**$K$-fold Cross-validation** involves splitting our dataset into $K$ different “folds”. Say, in our example, that we use $K=6$ and divide our dataset into six different folds. First, we use the first fold as our testing set, train on the other five and compute the prediction error of the fitted model. Then, we use the second fold as our testing set and train on the remaining sets, this time also computing the prediction error. Doing this cycle through all $K=6$ folds and averaging the prediction errors gives us our Cross-validation estimate of the prediction error.

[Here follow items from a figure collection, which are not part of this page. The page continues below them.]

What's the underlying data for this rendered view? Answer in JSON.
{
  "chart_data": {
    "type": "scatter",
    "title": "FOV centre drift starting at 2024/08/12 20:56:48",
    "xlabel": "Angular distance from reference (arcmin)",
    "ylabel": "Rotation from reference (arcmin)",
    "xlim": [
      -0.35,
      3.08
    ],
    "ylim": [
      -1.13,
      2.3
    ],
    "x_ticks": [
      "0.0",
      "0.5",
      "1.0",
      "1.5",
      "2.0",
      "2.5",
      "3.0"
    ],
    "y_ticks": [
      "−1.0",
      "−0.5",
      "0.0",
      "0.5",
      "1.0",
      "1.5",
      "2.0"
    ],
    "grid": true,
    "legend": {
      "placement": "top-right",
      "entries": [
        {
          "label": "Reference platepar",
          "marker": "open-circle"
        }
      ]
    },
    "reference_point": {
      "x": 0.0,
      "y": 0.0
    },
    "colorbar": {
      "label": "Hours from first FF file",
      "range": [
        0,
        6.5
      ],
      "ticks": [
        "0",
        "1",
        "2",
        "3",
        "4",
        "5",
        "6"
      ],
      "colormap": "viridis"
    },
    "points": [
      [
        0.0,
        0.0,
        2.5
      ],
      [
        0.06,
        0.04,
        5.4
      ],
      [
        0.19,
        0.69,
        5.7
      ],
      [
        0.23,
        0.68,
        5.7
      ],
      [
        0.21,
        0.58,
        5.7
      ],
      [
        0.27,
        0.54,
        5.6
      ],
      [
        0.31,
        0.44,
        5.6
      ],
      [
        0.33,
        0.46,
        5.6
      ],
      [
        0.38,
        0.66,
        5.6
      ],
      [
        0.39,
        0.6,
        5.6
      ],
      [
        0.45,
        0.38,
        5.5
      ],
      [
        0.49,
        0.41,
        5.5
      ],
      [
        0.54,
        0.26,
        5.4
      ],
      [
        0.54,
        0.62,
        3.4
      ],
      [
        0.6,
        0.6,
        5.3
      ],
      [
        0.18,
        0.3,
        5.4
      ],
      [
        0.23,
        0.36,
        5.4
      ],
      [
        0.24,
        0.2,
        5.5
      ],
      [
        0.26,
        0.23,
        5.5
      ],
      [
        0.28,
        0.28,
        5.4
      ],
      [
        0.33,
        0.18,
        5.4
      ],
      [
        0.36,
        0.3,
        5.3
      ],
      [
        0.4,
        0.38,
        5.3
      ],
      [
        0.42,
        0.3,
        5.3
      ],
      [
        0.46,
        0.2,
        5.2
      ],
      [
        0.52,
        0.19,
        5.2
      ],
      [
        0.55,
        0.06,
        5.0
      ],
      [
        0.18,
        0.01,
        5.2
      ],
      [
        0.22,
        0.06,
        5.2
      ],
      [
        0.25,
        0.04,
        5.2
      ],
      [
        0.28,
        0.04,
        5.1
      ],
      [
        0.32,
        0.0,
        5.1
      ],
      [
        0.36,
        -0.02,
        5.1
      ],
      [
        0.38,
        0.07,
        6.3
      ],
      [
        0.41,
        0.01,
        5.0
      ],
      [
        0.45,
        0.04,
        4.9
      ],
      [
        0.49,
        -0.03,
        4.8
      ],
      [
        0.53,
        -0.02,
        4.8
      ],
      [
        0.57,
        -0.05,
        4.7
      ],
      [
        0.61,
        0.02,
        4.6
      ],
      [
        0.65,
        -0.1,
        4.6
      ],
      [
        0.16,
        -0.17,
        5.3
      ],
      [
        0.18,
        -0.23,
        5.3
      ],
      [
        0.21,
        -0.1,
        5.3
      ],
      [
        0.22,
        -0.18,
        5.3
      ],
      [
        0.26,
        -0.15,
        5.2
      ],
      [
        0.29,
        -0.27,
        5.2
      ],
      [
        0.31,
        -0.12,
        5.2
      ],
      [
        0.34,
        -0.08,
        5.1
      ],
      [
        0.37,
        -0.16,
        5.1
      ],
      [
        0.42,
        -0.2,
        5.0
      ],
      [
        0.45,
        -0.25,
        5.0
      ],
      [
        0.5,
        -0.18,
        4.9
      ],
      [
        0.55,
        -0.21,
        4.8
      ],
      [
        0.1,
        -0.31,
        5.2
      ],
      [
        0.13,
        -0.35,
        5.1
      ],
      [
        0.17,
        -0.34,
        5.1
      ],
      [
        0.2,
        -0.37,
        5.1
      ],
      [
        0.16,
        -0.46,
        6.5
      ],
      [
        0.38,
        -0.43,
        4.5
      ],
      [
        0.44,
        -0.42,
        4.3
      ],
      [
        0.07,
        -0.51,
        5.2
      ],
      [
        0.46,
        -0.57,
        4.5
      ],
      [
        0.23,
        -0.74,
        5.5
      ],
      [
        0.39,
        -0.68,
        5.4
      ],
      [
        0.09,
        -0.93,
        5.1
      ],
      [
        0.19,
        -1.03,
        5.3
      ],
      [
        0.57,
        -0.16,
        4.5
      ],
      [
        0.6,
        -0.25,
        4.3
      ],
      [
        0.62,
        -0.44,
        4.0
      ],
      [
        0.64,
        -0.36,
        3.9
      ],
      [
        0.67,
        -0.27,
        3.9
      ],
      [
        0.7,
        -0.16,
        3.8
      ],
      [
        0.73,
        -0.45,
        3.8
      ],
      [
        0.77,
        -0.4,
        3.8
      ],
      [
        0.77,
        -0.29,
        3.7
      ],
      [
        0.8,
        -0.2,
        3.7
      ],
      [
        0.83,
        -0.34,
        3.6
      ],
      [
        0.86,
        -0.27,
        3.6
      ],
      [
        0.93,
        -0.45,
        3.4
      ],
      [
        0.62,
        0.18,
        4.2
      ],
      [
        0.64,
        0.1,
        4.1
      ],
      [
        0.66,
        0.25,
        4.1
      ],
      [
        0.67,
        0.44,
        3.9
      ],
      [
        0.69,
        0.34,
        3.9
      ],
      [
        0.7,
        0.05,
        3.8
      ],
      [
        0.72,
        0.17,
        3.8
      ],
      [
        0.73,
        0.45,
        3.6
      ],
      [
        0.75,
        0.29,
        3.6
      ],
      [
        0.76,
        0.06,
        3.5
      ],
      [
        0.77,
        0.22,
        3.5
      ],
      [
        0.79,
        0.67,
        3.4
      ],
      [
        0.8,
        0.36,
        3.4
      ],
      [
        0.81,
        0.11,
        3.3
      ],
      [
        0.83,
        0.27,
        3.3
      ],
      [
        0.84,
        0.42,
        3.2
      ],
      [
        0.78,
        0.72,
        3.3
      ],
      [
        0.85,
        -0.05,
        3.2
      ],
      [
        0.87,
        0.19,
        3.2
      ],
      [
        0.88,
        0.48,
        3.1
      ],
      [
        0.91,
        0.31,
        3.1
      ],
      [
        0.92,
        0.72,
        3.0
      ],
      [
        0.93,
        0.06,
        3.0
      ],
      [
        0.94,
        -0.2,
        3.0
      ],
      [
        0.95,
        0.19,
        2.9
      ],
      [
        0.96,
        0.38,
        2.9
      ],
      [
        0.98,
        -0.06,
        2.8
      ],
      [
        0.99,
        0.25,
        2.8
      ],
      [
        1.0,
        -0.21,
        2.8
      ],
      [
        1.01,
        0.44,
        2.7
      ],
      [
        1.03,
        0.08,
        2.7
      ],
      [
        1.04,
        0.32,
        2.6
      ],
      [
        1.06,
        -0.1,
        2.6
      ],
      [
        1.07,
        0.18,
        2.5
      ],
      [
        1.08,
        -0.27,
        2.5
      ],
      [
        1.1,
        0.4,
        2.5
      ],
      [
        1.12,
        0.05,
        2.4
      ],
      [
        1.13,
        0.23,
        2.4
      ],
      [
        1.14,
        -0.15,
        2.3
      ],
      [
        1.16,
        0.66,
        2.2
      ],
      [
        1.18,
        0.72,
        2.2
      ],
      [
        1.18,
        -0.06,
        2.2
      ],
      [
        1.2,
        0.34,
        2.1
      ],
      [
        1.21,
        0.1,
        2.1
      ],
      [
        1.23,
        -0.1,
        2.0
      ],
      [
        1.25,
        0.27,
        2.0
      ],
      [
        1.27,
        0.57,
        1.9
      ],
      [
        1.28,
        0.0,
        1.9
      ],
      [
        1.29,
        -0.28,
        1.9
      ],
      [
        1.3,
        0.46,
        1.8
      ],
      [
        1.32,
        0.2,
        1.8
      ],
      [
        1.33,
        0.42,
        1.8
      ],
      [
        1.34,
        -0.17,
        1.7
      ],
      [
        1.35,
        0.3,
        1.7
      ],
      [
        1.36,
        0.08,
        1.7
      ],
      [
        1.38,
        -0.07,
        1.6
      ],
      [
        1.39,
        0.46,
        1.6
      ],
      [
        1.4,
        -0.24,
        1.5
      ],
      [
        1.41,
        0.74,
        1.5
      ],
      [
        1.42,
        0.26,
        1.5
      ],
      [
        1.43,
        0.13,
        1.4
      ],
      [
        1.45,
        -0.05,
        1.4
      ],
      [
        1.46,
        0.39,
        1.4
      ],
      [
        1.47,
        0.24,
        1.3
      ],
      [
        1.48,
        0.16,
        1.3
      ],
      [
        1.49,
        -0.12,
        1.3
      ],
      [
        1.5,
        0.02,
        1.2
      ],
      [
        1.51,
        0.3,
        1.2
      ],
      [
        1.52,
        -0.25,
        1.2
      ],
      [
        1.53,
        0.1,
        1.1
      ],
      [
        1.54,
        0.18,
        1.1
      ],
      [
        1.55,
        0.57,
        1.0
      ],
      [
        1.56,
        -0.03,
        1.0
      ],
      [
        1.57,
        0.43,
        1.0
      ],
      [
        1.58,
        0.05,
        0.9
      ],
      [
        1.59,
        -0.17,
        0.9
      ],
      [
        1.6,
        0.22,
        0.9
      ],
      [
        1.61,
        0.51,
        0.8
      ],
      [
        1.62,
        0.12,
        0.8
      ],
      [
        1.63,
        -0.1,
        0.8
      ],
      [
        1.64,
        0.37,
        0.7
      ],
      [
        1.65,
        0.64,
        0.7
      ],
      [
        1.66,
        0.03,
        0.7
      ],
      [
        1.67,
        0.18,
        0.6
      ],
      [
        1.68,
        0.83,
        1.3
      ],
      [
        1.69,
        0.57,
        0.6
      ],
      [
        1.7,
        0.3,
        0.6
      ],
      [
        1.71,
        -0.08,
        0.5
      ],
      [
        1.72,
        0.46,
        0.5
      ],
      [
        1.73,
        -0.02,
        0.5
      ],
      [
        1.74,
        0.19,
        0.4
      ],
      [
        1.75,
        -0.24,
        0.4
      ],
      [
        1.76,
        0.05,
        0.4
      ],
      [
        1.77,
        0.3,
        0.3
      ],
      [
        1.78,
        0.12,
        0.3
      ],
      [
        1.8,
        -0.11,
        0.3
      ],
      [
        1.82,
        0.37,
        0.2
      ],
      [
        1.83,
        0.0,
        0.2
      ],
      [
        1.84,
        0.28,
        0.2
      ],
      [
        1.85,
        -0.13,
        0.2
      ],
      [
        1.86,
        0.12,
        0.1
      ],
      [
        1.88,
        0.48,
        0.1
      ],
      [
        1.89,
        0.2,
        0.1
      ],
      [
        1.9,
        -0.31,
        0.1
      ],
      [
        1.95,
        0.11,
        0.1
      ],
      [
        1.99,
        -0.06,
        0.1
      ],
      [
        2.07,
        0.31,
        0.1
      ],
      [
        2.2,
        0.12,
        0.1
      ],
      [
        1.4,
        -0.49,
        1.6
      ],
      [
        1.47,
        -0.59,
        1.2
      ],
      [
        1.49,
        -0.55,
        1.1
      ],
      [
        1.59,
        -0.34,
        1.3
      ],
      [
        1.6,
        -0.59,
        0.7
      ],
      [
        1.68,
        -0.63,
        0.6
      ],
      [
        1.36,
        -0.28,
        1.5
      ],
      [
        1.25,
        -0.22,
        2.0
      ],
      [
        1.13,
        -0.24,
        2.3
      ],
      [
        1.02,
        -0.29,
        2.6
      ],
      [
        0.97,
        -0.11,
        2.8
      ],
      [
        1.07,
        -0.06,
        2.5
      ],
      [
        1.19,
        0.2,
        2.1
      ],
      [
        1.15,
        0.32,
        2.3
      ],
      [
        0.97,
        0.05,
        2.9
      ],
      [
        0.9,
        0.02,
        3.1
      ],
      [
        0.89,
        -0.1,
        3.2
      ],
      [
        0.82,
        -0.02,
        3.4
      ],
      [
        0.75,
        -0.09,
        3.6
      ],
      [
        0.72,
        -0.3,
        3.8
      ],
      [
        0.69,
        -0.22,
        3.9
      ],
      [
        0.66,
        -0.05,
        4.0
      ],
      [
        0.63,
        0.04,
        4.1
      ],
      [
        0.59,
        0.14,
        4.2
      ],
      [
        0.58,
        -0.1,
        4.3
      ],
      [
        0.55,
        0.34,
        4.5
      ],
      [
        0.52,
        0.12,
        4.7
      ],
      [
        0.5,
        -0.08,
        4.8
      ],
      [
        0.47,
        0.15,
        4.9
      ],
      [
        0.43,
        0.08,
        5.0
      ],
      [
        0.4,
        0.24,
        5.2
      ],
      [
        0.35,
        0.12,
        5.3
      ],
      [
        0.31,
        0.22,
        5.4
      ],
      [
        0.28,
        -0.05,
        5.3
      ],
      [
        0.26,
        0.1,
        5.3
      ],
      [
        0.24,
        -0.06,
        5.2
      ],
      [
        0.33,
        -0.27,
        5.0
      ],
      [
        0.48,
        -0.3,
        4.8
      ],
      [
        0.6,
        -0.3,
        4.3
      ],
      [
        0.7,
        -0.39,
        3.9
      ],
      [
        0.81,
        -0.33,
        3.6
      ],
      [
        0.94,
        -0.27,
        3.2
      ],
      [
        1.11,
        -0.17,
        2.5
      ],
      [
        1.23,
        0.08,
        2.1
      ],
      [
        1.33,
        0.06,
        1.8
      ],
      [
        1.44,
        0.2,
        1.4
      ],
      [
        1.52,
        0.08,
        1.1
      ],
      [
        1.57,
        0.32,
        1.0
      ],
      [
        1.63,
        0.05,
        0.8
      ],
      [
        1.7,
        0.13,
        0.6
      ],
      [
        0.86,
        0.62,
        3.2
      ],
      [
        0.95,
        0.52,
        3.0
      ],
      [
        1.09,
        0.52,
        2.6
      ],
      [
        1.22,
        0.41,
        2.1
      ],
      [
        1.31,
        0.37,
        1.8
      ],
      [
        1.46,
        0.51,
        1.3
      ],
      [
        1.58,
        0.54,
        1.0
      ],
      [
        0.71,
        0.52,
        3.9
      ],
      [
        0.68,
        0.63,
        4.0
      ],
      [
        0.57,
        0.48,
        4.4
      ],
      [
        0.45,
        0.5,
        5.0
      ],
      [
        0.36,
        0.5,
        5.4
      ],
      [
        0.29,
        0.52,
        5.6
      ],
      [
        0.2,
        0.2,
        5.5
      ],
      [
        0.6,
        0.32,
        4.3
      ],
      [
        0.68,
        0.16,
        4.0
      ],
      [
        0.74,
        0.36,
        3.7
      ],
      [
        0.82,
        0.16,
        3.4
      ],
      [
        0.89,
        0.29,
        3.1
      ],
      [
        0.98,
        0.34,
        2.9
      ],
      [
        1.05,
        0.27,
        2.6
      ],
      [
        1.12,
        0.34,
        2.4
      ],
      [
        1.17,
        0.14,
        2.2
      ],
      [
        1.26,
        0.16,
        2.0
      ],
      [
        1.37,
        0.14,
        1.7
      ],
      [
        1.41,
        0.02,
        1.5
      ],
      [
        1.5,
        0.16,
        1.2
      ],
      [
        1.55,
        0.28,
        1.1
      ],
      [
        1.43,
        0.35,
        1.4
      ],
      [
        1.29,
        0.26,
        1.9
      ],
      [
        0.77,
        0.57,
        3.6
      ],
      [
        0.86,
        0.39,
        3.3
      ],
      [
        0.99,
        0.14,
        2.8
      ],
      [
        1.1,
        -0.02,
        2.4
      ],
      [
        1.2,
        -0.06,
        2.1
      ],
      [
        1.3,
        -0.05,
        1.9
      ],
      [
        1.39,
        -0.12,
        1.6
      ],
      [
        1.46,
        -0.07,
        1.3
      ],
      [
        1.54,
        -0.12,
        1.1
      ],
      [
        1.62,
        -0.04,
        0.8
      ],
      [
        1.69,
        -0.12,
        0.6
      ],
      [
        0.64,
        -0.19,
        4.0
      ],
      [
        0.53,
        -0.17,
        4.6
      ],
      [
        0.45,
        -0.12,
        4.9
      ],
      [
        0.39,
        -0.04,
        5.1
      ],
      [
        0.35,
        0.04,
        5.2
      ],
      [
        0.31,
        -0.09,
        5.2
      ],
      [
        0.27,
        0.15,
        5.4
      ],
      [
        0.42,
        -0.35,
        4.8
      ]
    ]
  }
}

An illustration of this from Qinkai’s blog:

Denoting the fitted function that excludes the $k$th fold as $\hat f^{-k}(X)$, and defining a function $\kappa:{1,\dots,N}\rightarrow{1,\dots,K}$ that takes in an index of the total dataset and returns the index of the fold containing that datapoint, we can write the Cross-validation estimate of the prediction error as

$$ \text{CV}(\hat f) = \frac{1}{N}\sum_{i=1}^NL\left(y_i, \hat f^{-\kappa(i)}(x_i)\right) .$$

With a set of models indexed by the tuning parameter $\alpha$, we see that

$$ \text{CV}(\hat f,\alpha) = \frac{1}{N}\sum_{i=1}^NL\left(y_i, \hat f^{-\kappa(i)}(x_i, \alpha)\right) $$

is the curve we need to find the minimum of. The value of $\alpha$ minimizing this curve is often denoted $\hat \alpha$, and we now choose our final model to be $f(x,\hat \alpha)$.